In some countries, like the U.S. or England, the policies are stricter. Their main concern is regarding illegal immigrants attempting to settle there. In these countries, in addition to checking your passport and visa, you will be asked various questions when relevant. Some of these questions might include: asking about the purpose of your visit, length of your stay, occupation, etc. In the U.S. and England, you must fill out a landing card distributed by the flight staff prior to landing.
In the U.S., they will photograph you and take your fingerprints. There are many variations of this process in other countries, which we will not list here. In any event, answer each question with an answer that is short and to the point. The immigration officer has the authority to deny you access to the country even if you have a valid visa. It can be extremely uncomfortable and possibly expensive to be denied entry. Take into account that there may be a long line you must endure until reaching the officer, and you have no choice but to wait patiently and follow instructions.

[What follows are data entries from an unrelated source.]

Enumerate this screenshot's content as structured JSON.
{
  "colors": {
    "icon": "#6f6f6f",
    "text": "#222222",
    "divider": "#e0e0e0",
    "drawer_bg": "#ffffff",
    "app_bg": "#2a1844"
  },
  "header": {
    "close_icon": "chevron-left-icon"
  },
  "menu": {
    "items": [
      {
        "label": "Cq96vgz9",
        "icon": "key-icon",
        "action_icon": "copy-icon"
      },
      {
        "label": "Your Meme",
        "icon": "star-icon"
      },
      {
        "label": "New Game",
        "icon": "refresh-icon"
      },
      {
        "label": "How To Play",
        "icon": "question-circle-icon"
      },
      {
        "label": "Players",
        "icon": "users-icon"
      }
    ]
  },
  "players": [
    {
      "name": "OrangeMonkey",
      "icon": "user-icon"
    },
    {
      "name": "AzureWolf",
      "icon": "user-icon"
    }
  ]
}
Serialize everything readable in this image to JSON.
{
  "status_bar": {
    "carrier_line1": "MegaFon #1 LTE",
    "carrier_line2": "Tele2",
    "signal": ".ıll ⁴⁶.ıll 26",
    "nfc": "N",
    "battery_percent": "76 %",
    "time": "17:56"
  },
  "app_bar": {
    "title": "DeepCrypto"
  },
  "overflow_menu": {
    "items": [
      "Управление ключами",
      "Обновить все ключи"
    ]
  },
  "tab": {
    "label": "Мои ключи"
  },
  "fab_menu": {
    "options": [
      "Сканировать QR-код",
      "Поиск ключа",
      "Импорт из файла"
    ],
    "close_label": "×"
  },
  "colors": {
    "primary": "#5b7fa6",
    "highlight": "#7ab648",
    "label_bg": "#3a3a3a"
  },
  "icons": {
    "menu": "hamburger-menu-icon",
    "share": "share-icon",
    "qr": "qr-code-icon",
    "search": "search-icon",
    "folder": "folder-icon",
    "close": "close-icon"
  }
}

You passed through passport control and now enter the area for baggage claim. In the baggage claim area, there are rotating carousels filled with suitcases. Pay attention to the signs above each carousel that lists the flight number and the origin of each plane. You don't want to end up standing by the carousel to collect luggage from Cairo when you took off from Tel Aviv. When you spot your suitcase, pull it off the carousel and check the tags to ensure that it is, in fact, your suitcase.
It is possible that someone else has the same suitcase as you. (Once, in Kiev, I almost walked out of the airport with a suitcase that was not mine. Thankfully, while still at the exit, I opened the suitcase to get an item and discovered that the suitcase was not mine! I immediately went back inside, which is not always a simple task to do, and found my own suitcase.) It's a good idea to tie a colorful piece of fabric or ribbon to the handle of your suitcase in order to make it easier to spot.
The baggage claim area will also have carts. Some places, like Ben Gurion International Airport, provide these carts for free. Other places require a coin to release the carts from the chain of carts. The coin will be returned to you when you return the cart to the chain. Some places, like New York, require you to pay for your cart (I think the cost is $3.)
If your suitcase does not arrive, which we hope will not happen, go to the lost and found desk in the baggage claim area. You will be asked to fill out a form. There is a direct communication line between all of the airlines and the details of your luggage will be entered into the computer. There is a good chance that your suitcase will be found somewhere in the world. If you receive your suitcase but find it damaged, approach the same desk to receive confirmation of the damage. You can use this confirmation later to submit a claim to the airline or to the insurance.
Now, with your suitcase and carry-on bag in hand, exit the airport to freedom. You have two paths toward customs: the red route is for travelers carrying dutiable items and the green route is for travelers without such items. There are customs officials at the green route as well, who can stop travelers at their own discretion and ask to check their bags. After passing through, you can finally go free.